Diretto da Wayne Roberts e in sala dal 20 Giugno, Arrivederci Professore è davvero una bella sorpresa.
Da un lato il piacere di ritrovare un Johnny Depp finalmente di nuovo “impegnato” e vicino alle intense interpretazioni a cui ci aveva abituati in passato, dall’altro lato la gradevole esperienza di assistere ad un racconto agrodolce che commuove senza peccare di eccesso di retorica.
Dismessi i vestiti pur celebri di Jack Sparrow e le trasformazioni “burtiane”, Depp veste qui gli abiti di un docente di letteratura Inglese in un College del New England che, saputo di avere solo pochi mesi di vita a causa di un tumore all’ultimo stadio, inizia a dire “solo la verità” e a rifiutare ogni forma di ipocrisia sociale, morale, politica e sessuale. Vive ogni giorno come se fosse l’ultimo, coraggiosamente, esprimendo libertà assoluta in pensieri e azioni, anche un po’ con grande incoscienza.
E’ un viaggio spericolato tra eccessi, vizi, piaceri nuovi, apparenze e metafore; del passaggio dall’immaturità ad una vita adulta, della crisi che si trascina e che porterà il protagonista (Depp) là dove vuol arrivare: alla quiete. Tutto il resto viene messo in secondo piano: la moglie fedifraga, la figlia omosessuale, i falsi amici e i colleghi ipocriti; ciò che gli preme è di giungere ad un arrivederci che è in realtà un vero e proprio addio da cui non c’è ritorno e da cui non si vuol neppure tornare.
Richard è sicuramente un personaggio a cui Depp si sente molto affine, che condivide una parte di Jack Sparrow, quello stesso “disincanto stralunato”, irriverente, fuori dalle regole, ma con l’aggiunta di quella caratura emotiva e dello spessore drammatico vicino a molti dei suoi migliori ruoli del passato e anche a tanti storici personaggi di insegnanti cinematografici a cui si è ispirato il regista nel progettare il film: dal Robert Donat di James Stewart in Addio Mr Chips del 1939 fino all’iconico John Keating di Robin Williams nell’indimenticato L’Attimo fuggente, ( 1989) sicuramente il più celebre professore nella storia del Cinema.
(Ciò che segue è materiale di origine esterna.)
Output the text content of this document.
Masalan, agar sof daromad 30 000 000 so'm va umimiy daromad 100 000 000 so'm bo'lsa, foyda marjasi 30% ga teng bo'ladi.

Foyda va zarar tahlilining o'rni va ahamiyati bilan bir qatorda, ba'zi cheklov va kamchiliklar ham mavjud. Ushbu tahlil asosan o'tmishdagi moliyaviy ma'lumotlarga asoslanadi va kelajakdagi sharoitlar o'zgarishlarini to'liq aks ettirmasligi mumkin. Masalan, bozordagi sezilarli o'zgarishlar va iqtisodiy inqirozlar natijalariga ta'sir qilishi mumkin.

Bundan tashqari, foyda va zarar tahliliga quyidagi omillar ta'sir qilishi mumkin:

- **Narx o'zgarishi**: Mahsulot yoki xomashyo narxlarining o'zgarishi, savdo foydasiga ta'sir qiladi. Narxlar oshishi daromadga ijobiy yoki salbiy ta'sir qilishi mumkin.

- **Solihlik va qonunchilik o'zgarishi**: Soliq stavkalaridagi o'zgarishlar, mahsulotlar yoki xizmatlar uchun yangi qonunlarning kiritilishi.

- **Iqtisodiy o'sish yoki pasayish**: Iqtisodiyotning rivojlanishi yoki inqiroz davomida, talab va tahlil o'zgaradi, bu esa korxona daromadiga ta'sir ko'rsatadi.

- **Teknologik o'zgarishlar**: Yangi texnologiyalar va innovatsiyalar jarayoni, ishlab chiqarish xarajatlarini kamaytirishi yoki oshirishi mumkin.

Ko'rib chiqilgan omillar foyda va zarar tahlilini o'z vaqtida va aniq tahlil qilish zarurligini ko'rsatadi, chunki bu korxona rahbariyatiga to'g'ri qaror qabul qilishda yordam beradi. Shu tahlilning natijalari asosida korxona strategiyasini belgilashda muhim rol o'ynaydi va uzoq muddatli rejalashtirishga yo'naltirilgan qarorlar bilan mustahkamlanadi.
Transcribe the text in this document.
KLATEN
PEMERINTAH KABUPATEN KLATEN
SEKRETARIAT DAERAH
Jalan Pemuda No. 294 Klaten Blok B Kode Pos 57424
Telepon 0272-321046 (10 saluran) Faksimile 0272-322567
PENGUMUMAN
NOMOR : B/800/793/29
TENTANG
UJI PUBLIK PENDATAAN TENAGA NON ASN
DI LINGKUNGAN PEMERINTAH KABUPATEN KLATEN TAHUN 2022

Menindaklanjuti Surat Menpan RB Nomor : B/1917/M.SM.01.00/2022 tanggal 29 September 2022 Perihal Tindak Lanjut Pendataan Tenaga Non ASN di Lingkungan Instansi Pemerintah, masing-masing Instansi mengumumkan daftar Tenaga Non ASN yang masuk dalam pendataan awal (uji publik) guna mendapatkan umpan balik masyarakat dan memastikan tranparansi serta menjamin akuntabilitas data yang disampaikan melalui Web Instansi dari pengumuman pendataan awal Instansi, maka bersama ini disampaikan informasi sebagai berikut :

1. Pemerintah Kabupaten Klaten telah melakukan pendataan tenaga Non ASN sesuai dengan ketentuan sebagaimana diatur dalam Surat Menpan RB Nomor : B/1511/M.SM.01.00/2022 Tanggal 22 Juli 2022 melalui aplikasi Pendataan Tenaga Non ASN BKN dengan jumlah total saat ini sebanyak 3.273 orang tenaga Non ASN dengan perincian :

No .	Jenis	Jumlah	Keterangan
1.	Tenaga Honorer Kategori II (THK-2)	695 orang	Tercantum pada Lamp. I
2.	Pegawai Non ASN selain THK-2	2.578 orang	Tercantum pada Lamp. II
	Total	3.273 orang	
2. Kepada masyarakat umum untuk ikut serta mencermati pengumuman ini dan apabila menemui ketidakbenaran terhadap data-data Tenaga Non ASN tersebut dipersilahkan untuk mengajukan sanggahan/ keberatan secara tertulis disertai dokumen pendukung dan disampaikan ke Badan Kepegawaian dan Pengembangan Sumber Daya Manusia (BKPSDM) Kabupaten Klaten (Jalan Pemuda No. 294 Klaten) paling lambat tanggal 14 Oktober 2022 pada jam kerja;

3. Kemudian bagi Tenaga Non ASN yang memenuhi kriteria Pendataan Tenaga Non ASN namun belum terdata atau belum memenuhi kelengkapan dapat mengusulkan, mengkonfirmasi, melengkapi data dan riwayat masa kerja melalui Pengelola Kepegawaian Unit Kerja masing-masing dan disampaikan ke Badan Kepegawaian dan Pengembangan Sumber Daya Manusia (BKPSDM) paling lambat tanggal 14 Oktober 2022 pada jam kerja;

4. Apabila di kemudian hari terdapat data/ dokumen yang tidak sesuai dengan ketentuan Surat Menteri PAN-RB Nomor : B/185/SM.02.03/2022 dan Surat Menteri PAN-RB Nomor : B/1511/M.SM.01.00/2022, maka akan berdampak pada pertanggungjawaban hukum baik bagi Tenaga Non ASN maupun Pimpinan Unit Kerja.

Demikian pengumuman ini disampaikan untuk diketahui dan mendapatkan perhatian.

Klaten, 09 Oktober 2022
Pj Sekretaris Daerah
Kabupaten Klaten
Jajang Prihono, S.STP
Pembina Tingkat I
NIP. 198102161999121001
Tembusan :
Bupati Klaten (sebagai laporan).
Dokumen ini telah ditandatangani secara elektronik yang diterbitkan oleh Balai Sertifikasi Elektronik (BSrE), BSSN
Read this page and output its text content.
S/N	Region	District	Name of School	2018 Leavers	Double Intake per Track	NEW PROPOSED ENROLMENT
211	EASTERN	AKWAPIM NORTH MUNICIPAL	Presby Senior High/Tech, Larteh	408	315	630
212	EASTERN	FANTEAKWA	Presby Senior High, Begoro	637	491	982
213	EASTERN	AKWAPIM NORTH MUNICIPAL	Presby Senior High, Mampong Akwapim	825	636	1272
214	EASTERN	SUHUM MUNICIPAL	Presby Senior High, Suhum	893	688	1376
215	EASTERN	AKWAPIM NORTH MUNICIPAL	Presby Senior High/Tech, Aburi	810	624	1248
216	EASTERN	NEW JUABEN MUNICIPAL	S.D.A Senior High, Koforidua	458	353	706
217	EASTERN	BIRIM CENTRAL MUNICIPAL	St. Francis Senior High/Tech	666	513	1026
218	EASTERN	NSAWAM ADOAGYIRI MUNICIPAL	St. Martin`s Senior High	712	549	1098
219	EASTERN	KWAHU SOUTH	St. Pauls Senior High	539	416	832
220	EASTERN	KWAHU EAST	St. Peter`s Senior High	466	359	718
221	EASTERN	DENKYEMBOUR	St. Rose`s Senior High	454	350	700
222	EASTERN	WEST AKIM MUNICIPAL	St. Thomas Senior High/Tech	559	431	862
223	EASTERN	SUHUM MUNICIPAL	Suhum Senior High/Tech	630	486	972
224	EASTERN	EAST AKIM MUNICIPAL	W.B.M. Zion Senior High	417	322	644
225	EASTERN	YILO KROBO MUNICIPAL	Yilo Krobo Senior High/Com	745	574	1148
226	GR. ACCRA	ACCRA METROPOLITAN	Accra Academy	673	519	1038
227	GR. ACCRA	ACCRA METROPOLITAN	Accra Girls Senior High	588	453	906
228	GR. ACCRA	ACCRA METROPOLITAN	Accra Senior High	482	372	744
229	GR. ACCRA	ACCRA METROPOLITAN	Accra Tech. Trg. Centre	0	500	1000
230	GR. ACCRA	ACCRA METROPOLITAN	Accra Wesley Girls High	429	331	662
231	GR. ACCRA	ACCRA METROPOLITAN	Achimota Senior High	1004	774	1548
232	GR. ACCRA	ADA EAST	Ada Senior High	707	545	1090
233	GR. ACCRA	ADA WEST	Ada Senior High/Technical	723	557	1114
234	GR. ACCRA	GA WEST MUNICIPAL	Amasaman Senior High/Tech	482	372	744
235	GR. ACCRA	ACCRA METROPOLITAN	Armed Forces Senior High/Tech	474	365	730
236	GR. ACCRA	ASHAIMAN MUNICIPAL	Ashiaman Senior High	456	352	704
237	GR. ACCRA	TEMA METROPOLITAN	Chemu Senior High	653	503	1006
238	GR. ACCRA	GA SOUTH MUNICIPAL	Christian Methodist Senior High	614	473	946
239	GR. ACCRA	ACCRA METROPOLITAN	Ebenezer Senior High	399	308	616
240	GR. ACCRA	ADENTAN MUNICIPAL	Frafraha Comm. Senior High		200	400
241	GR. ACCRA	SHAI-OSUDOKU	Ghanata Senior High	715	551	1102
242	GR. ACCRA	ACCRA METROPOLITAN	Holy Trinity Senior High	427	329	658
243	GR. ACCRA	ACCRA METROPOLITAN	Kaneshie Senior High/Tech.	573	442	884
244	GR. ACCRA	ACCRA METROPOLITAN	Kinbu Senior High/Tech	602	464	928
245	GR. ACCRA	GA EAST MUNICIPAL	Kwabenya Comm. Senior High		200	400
Unici nei della pellicola, sono forse l’eccessiva quantità di inneggiamenti alla vita e alla necessità di godere ogni attimo minuto per minuto ( che rendono a volte il personaggio di Depp un po’ un clichè) e l’accelleratore spinto, a tratti eccessivamente sulla opposta tematica della morte, “che tutto definisce e a cui tutto da senso”; accanto anche gli altri personaggi rischiano a tratti di muoversi su un territorio minato, non facile da allontanarsi da un “già visto” incombente: l’amico disperato, la figlia gay e la moglie, se da un lato risultano credibili se accostati ad una sceneggiatura per lo più convincente, dall’altro sono pericolosamente ai bordi della macchietta interpretativa ed è davvero un peccato.
Il film resta tuttavia un prodotto ben confezionato, godibile e di spessore, che sa distinguersi in un panorama di uscite cinematografiche estive dal sapore solo horror o fantastico, grazie anche ad un convincente Johnny Depp.